Suffice to say, Vanguard representatives didn’t accept the letter. But the message still got across: The protesters brought a bullhorn.
“My name is Benito Santiago,” Santiago blared, standing at the front desk, but was soon interrupted. A young-looking man in a grey suit approached protesters and asked them to leave.
“I’m calling the San Francisco police,” he said. Santiago may have approached the business with a bullhorn, but he has much to lose.
While Vanguard may perceive Santiago merely as someone who doesn’t offer monetary value, he’s of much value to the developmentally disabled children he teaches at San Francisco Unified School District.
The protesters intended to make these points to the folks at Vanguard. But before words could be exchanged, a crowd of Vanguard workers (real estate agents or employees, perhaps?) swooped in and physically carried out the protesters.
Fred Sherbun-Zimmer held her protest sign and chanted as one Vanguard agent placed hands on her back and swiftly pushed her out. Peter Menchini, a videographer, held his camera high and away from the snatching hands of real-estate experts turned vigilantes. Poet and activist Tony Robles had a paper slapped out of his hand by a Vanguard employee, before protesters were pushed out in a wave behind him.
Vanguard Properties Employees Assault Photographers & Activists 12 Aug 2014 from Peter Menchini on Vimeo.
As you can see from the video, things turned downright nasty as the real-estate representatives shoved and pushed the anti-eviction protesters as well as journalists there to document the event. (They even tried to yank my phone out of my hand.)
By the time the SFPD arrived, things had settled down. No arrests were made, and after a few sidewalk declarations by bullhorn, the protesters cleared the scene.
Afterwards, Santiago told us his housing prospects aren’t looking good. The Bill Sorro Housing Program helped him file many affordable housing applications, but he hasn’t gotten any word back yet. The rent he pays now eats up a hefty chunk of his paycheck, leaving little for basic expenses by the end of the month.
“I’m getting lots of positivity from family,” he said. And he does have an extension, until December, to find a new apartment. But, he noted, with median rents almost reaching $4,000 in San Francisco (they’re actually at $3,200, but that’s still bad), his chances of staying in the city are slim.

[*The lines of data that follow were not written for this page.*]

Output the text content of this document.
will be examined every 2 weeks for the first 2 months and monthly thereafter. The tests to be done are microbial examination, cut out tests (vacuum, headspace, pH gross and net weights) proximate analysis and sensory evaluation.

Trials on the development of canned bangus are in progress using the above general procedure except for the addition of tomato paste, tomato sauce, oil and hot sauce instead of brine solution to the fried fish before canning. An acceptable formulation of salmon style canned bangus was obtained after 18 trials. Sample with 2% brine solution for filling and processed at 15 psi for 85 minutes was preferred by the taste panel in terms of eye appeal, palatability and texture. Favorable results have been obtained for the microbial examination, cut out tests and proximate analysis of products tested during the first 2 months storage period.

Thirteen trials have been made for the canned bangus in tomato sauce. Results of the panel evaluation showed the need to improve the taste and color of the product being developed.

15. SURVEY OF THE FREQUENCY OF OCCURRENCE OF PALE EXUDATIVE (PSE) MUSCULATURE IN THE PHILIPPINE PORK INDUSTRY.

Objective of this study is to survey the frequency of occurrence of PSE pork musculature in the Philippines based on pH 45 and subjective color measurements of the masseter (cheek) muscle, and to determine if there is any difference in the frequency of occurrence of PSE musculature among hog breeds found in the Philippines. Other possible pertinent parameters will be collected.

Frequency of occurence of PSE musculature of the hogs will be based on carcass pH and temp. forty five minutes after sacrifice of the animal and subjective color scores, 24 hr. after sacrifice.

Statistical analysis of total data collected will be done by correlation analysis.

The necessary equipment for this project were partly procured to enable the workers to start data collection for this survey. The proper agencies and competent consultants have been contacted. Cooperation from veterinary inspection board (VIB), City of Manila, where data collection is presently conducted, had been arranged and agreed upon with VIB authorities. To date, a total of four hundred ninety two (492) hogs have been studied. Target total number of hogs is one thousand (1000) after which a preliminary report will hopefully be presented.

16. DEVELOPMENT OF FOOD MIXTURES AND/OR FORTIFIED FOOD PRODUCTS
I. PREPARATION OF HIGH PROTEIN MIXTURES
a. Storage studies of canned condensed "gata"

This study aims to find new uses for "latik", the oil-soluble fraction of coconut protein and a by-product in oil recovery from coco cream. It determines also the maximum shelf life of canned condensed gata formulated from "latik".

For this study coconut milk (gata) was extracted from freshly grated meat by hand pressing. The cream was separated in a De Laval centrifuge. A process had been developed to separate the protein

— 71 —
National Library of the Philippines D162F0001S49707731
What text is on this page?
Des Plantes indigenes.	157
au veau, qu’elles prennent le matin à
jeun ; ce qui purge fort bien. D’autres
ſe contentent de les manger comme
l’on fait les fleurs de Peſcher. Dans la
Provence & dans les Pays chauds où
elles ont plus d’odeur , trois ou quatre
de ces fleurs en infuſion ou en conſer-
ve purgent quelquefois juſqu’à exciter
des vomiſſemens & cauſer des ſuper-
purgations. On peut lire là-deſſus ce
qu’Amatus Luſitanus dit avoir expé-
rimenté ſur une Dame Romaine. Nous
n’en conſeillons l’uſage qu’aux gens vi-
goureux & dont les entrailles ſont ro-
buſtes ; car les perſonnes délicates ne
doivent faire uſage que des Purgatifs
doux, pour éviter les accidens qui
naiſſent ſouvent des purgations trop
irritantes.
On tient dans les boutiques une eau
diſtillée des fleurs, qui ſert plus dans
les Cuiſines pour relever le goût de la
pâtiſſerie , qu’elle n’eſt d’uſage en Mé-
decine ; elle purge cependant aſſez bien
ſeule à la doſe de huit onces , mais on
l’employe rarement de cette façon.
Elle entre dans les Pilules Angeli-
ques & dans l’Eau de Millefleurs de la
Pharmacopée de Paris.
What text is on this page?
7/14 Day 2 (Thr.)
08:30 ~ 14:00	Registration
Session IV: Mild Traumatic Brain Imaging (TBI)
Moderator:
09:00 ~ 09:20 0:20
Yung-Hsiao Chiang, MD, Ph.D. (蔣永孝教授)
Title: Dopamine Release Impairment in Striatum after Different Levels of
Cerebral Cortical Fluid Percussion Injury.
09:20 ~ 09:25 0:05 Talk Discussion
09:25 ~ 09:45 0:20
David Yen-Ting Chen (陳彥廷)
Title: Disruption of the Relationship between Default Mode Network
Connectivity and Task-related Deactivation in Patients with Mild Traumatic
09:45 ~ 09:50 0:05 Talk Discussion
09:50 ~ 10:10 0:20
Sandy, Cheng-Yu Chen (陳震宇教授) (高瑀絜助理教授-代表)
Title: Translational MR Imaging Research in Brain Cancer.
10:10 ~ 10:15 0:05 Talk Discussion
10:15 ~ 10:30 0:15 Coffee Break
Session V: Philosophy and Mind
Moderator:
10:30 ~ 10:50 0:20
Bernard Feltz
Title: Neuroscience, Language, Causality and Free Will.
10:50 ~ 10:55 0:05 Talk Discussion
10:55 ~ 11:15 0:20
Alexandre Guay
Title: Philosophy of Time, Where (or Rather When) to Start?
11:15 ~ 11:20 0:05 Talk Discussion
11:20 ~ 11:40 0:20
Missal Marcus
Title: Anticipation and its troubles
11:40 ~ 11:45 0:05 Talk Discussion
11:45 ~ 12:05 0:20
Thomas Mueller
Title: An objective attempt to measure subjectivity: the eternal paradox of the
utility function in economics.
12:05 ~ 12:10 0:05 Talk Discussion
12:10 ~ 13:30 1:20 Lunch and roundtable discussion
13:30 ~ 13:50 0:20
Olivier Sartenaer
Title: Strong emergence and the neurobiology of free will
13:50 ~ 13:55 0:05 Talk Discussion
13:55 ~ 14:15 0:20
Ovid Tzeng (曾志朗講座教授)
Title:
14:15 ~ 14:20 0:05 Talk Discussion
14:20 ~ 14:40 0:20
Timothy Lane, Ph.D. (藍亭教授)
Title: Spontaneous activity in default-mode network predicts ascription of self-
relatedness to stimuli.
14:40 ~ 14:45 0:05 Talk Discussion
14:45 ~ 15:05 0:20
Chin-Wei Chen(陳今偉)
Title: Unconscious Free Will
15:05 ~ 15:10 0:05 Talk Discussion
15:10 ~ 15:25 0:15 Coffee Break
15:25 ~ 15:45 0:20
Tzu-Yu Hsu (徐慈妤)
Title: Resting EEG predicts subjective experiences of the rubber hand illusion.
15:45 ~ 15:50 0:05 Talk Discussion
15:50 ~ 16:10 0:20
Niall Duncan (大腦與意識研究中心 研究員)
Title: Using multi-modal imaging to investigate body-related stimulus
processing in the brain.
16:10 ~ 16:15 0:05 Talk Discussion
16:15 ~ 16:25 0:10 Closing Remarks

“I might be bad at math,” he told us, “but that seems like shooting for the moon.”
Vanguard Properties co-founder Michael Harrison was dubbed a “property flipper” by the Anti-Eviction Mapping Project.
From its brief on Harrison:
Michael Harrison is the co-founder of Vanguard Properties, where he specializes in “residential investment properties.” He is a property flipper: his shell company Pineapple Boy LLC bought the building in November 2013 and tried to evict Benito and the two other tenants immediately. Vanguard Properties is currently involved in a number of luxury property developments in the Mission District and Duboce Triangle area including the development at 19th and Valencia that in February 2014 set record sale prices for the neighborhood.
Santiago did have some flickering hope when an in-law unit behind a garage next door went on the market for rent. His hope was deflated, though, when his friend told him the rent for the single room.
“Eduardo said, ‘guess how much it is?'” Santiago told us. “It’s going for $4,000 a month.”